= Thomas Kemper =

American brewing company

Thomas Kemper was a brewery that produced root beer, ginger ale, and other craft sodas under the Thomas Kemper Soda Co. label. Formerly owned by Pyramid Breweries, Inc., it was sold in 2007 to Adventure Funds of Portland, Oregon, which ran the company under the Kemper Co. name.

Thomas Kemper Brewing of Poulsbo was sold to Hart Brewing (later known as Pyramid) in 1992. (Thomas Kemper had been founded in 1985 on Bainbridge Island, and began making soft drinks in 1990.)

Thomas Kemper Soda was first brewed by Andy Thomas and Will Kemper (now brewing at Bellingham's Chuckanut) as alternative to beer at an Octoberfest celebration on Bainbridge Island, WA in 1990. The first Thomas Kemper Soda was handcrafted Root Beer. Thomas Kemper Sodas were handcrafted and made with honey (although cane sugar was the primary sweetener), Madagascar vanilla, and other flavors.

The soda came in eight flavors: Root Beer, Vanilla Cream, Orange Cream, Ginger Ale, Grape, Black Cherry, Ginger Peach and Oregon Marionberry. Previously, there were Thomas Kemper varieties of Birch Beer and Cola as well.

==History==

Thomas Kemper started as a 1980s microbrewery well ahead of its time. The people involved had developed their brewing into an art and, as is standard with brewers, wanted to share it with the world. They grew the local following until the seams burst and moved in to what they considered a large brewing facility. They converted an old dairy farm near Poulsbo, Washington. It became their new brewery. They exploded again. They made Thomas Kemper into a "local" brand known almost exclusively to the Pacific Northwest. (Think Elysian, Silver City, or Sound Brewery).
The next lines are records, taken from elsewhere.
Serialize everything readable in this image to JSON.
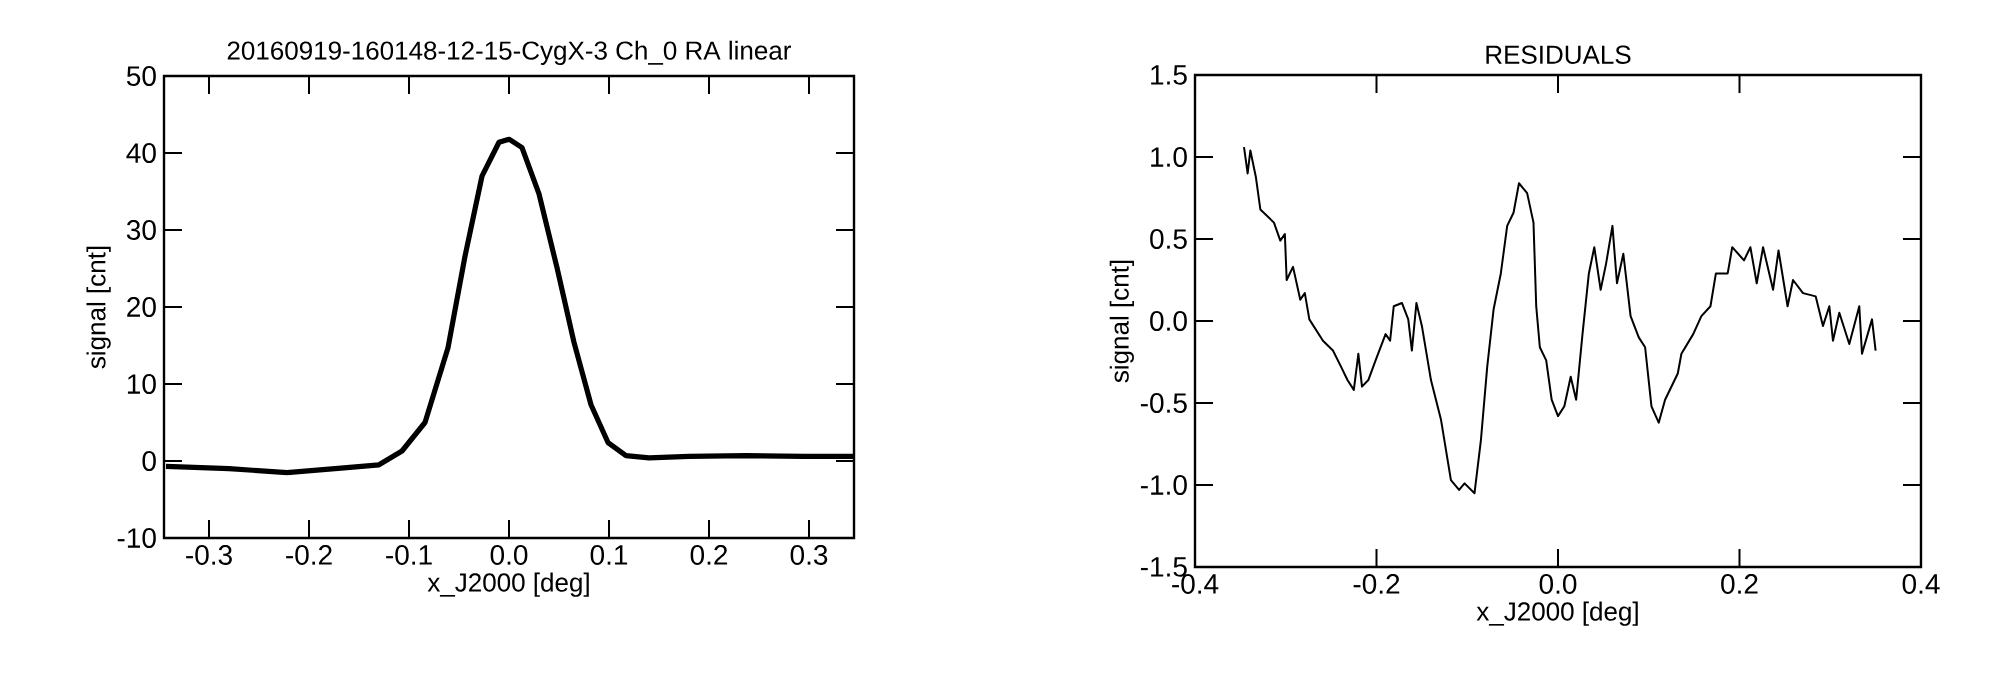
{
  "chart_data": [
    {
      "type": "line",
      "title": "20160919-160148-12-15-CygX-3 Ch_0 RA linear",
      "xlabel": "x_J2000 [deg]",
      "ylabel": "signal [cnt]",
      "xlim": [
        -0.345,
        0.345
      ],
      "ylim": [
        -10,
        50
      ],
      "xticks": [
        -0.3,
        -0.2,
        -0.1,
        {
          "value": 0,
          "label": "0.0"
        },
        0.1,
        0.2,
        0.3
      ],
      "yticks": [
        -10,
        0,
        10,
        20,
        30,
        40,
        50
      ],
      "x": [
        -0.343,
        -0.28,
        -0.222,
        -0.165,
        -0.13,
        -0.107,
        -0.084,
        -0.061,
        -0.044,
        -0.027,
        -0.01,
        0,
        0.013,
        0.03,
        0.048,
        0.065,
        0.082,
        0.099,
        0.117,
        0.14,
        0.18,
        0.237,
        0.295,
        0.345
      ],
      "series": [
        {
          "color": "#000000",
          "values": [
            -0.7,
            -1.0,
            -1.5,
            -0.9,
            -0.5,
            1.3,
            5.0,
            14.7,
            26.6,
            37.0,
            41.4,
            41.8,
            40.7,
            34.7,
            25.1,
            15.4,
            7.3,
            2.4,
            0.7,
            0.4,
            0.6,
            0.7,
            0.6,
            0.6
          ]
        }
      ]
    },
    {
      "type": "line",
      "title": "RESIDUALS",
      "xlabel": "x_J2000 [deg]",
      "ylabel": "signal [cnt]",
      "xlim": [
        -0.4,
        0.4
      ],
      "ylim": [
        -1.5,
        1.5
      ],
      "xticks": [
        -0.4,
        -0.2,
        {
          "value": 0,
          "label": "0.0"
        },
        0.2,
        0.4
      ],
      "yticks": [
        {
          "value": -1.5,
          "label": "-1.5"
        },
        {
          "value": -1,
          "label": "-1.0"
        },
        -0.5,
        {
          "value": 0,
          "label": "0.0"
        },
        0.5,
        {
          "value": 1,
          "label": "1.0"
        },
        1.5
      ],
      "x": [
        -0.346,
        -0.342,
        -0.339,
        -0.333,
        -0.328,
        -0.313,
        -0.306,
        -0.301,
        -0.299,
        -0.292,
        -0.284,
        -0.279,
        -0.274,
        -0.259,
        -0.248,
        -0.239,
        -0.232,
        -0.225,
        -0.22,
        -0.216,
        -0.209,
        -0.201,
        -0.19,
        -0.185,
        -0.181,
        -0.172,
        -0.165,
        -0.161,
        -0.156,
        -0.15,
        -0.14,
        -0.129,
        -0.118,
        -0.109,
        -0.103,
        -0.092,
        -0.085,
        -0.078,
        -0.071,
        -0.063,
        -0.056,
        -0.049,
        -0.043,
        -0.034,
        -0.027,
        -0.024,
        -0.02,
        -0.013,
        -0.007,
        0.0,
        0.007,
        0.014,
        0.02,
        0.027,
        0.034,
        0.04,
        0.047,
        0.053,
        0.06,
        0.065,
        0.072,
        0.08,
        0.089,
        0.096,
        0.103,
        0.111,
        0.118,
        0.132,
        0.136,
        0.149,
        0.158,
        0.168,
        0.174,
        0.187,
        0.192,
        0.205,
        0.212,
        0.219,
        0.226,
        0.237,
        0.243,
        0.253,
        0.259,
        0.27,
        0.284,
        0.292,
        0.299,
        0.303,
        0.31,
        0.321,
        0.332,
        0.335,
        0.346,
        0.35
      ],
      "series": [
        {
          "color": "#000000",
          "values": [
            1.06,
            0.9,
            1.04,
            0.88,
            0.68,
            0.6,
            0.49,
            0.53,
            0.25,
            0.33,
            0.13,
            0.17,
            0.01,
            -0.12,
            -0.18,
            -0.28,
            -0.36,
            -0.42,
            -0.2,
            -0.4,
            -0.36,
            -0.24,
            -0.08,
            -0.12,
            0.09,
            0.11,
            0.01,
            -0.18,
            0.11,
            -0.03,
            -0.36,
            -0.6,
            -0.97,
            -1.03,
            -0.99,
            -1.05,
            -0.73,
            -0.28,
            0.07,
            0.29,
            0.58,
            0.66,
            0.84,
            0.78,
            0.6,
            0.09,
            -0.16,
            -0.24,
            -0.48,
            -0.58,
            -0.52,
            -0.34,
            -0.48,
            -0.08,
            0.29,
            0.45,
            0.19,
            0.35,
            0.58,
            0.23,
            0.41,
            0.03,
            -0.1,
            -0.16,
            -0.52,
            -0.62,
            -0.48,
            -0.32,
            -0.2,
            -0.08,
            0.03,
            0.09,
            0.29,
            0.29,
            0.45,
            0.37,
            0.45,
            0.23,
            0.45,
            0.19,
            0.43,
            0.09,
            0.25,
            0.17,
            0.15,
            -0.03,
            0.09,
            -0.12,
            0.05,
            -0.14,
            0.09,
            -0.2,
            0.01,
            -0.18
          ]
        }
      ]
    }
  ]
}
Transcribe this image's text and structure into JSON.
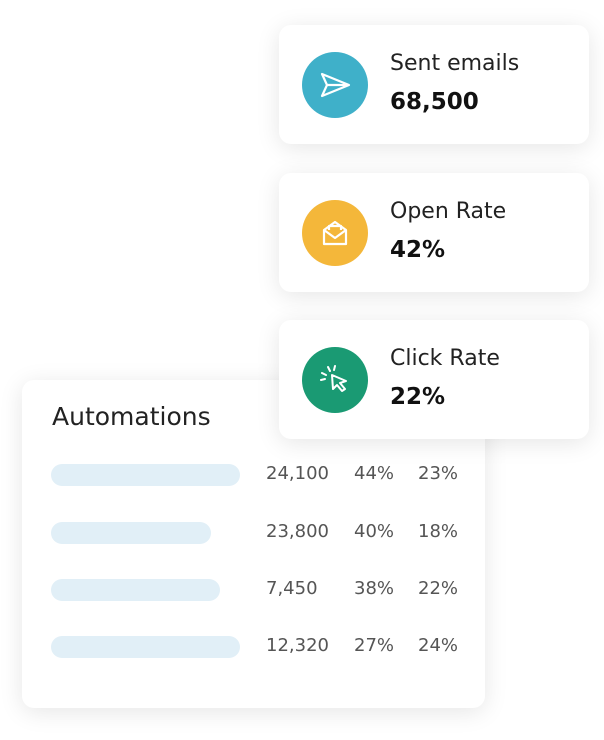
{
  "stats": [
    {
      "label": "Sent emails",
      "value": "68,500"
    },
    {
      "label": "Open Rate",
      "value": "42%"
    },
    {
      "label": "Click Rate",
      "value": "22%"
    }
  ],
  "table": {
    "title": "Automations",
    "rows": [
      [
        "24,100",
        "44%",
        "23%"
      ],
      [
        "23,800",
        "40%",
        "18%"
      ],
      [
        "7,450",
        "38%",
        "22%"
      ],
      [
        "12,320",
        "27%",
        "24%"
      ]
    ]
  }
}
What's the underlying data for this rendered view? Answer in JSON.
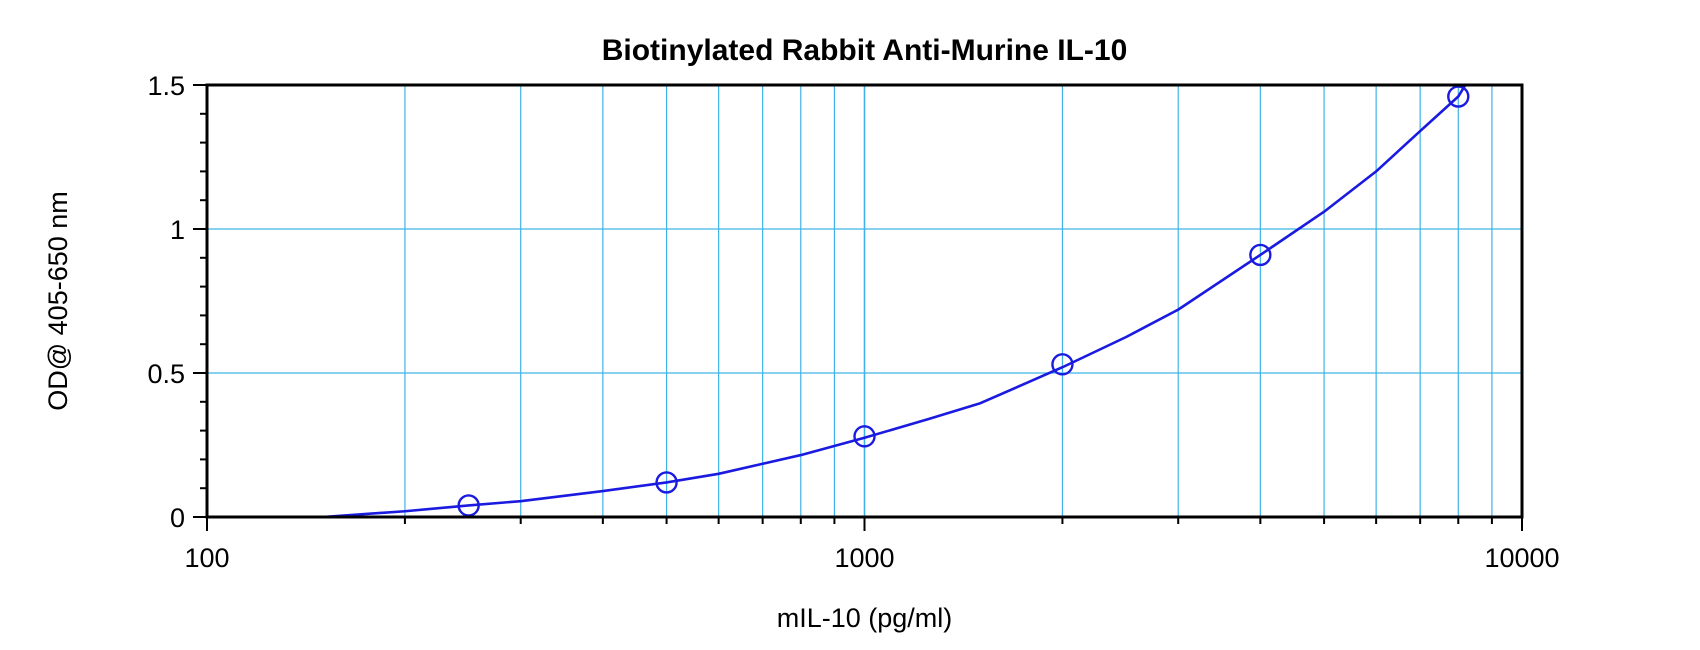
{
  "chart_data": {
    "type": "scatter",
    "title": "Biotinylated Rabbit Anti-Murine IL-10",
    "xlabel": "mIL-10 (pg/ml)",
    "ylabel": "OD@ 405-650 nm",
    "x_scale": "log",
    "xlim": [
      100,
      10000
    ],
    "ylim": [
      0,
      1.5
    ],
    "x_ticks": [
      100,
      1000,
      10000
    ],
    "x_tick_labels": [
      "100",
      "1000",
      "10000"
    ],
    "y_ticks": [
      0,
      0.5,
      1,
      1.5
    ],
    "y_tick_labels": [
      "0",
      "0.5",
      "1",
      "1.5"
    ],
    "grid": true,
    "series": [
      {
        "x": [
          250,
          500,
          1000,
          2000,
          4000,
          8000
        ],
        "y": [
          0.04,
          0.12,
          0.28,
          0.53,
          0.91,
          1.46
        ]
      }
    ],
    "fit_curve": {
      "x": [
        150,
        200,
        250,
        300,
        400,
        500,
        600,
        800,
        1000,
        1250,
        1500,
        2000,
        2500,
        3000,
        4000,
        5000,
        6000,
        7000,
        8000,
        8200
      ],
      "y": [
        0.0,
        0.02,
        0.04,
        0.055,
        0.09,
        0.12,
        0.15,
        0.215,
        0.275,
        0.34,
        0.395,
        0.52,
        0.625,
        0.72,
        0.91,
        1.06,
        1.2,
        1.34,
        1.46,
        1.5
      ]
    },
    "colors": {
      "series": "#1a1ae0",
      "grid": "#3fb3e8",
      "axis": "#000000"
    }
  }
}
The Kemper beers drew aficionados from afar, and the Friday night fare at the brewery drew the locals. The Thomas Kemper Soda line was an example of fruit not falling far from the tree.

The "beer" and "soda" companies were kept separate and, in the spirit of their founding fathers, provided something for all.

1990: The first batch of Thomas Kemper Soda, Thomas Kemper Root Beer, was created for the Thomas Kemper Oktoberfest. Since 1989, the Thomas Kemper Brewing Company, one of the Northwest's first Microbreweries, held an annual Oktoberfest celebration at their brewery. Starting out as a small event, the Thomas Kemper Oktoberfest soon was adding thousands of extra people to the population of Poulsbo, WA each autumn.

1991: Having done so well at the Thomas Kemper Oktoberfest, the Thomas Kemper Soda Company was formed. With very little advertising or marketing dollars, the young company relies on a "grassroots" campaign to get the word on its sodas out to consumers.

1992: The Thomas Kemper Brewing Company starts to grow, but is in need of the means to do it. Washington's Hart Brewery buys Thomas Kemper and one of the craft beer industry's first mergers takes place. Since the Soda operation had been separated from the parent firm, as a result of a divorce action between firm owners, it was not part of this deal and the folks at Hart will have to wait a few years to re-unite the sibling breweries.

1996: Thomas Kemper Sodas made the Guinness Book of World Records for creating the world's largest root beer float. Using a 4,000-ton carbonating tank and 900 gallons of ice cream, Thomas Kemper made a 2,166.5 gallon root beer float.

1997: Thomas Kemper Sodas are re-united with the Thomas Kemper Beer when Pyramid Breweries Inc. buys Thomas Kemper Sodas. The move provides resources to help the soda company grow.

1997: To kick-off the summer, Thomas Kemper Sodas introduces its Thomas Kemper Orange Cream Soda.

1998: Thomas Kemper introduces its next flavor, Thomas Kemper Black Cherry Soda.

2001: Thomas Kemper launches two new soda fountain classics, Ginger Ale and Grape.

2007: Thomas Kemper is sold by Pyramid.

2011: Thomas Kemper is sold to Big Red, Inc.

2024: Thomas Kemper is no longer in production.

2025: Thomas Kemper®️ is now owned and brewed by Orca Beverage Inc. Orca begins selling the Cream Soda, Orange Cream, and Root Beer.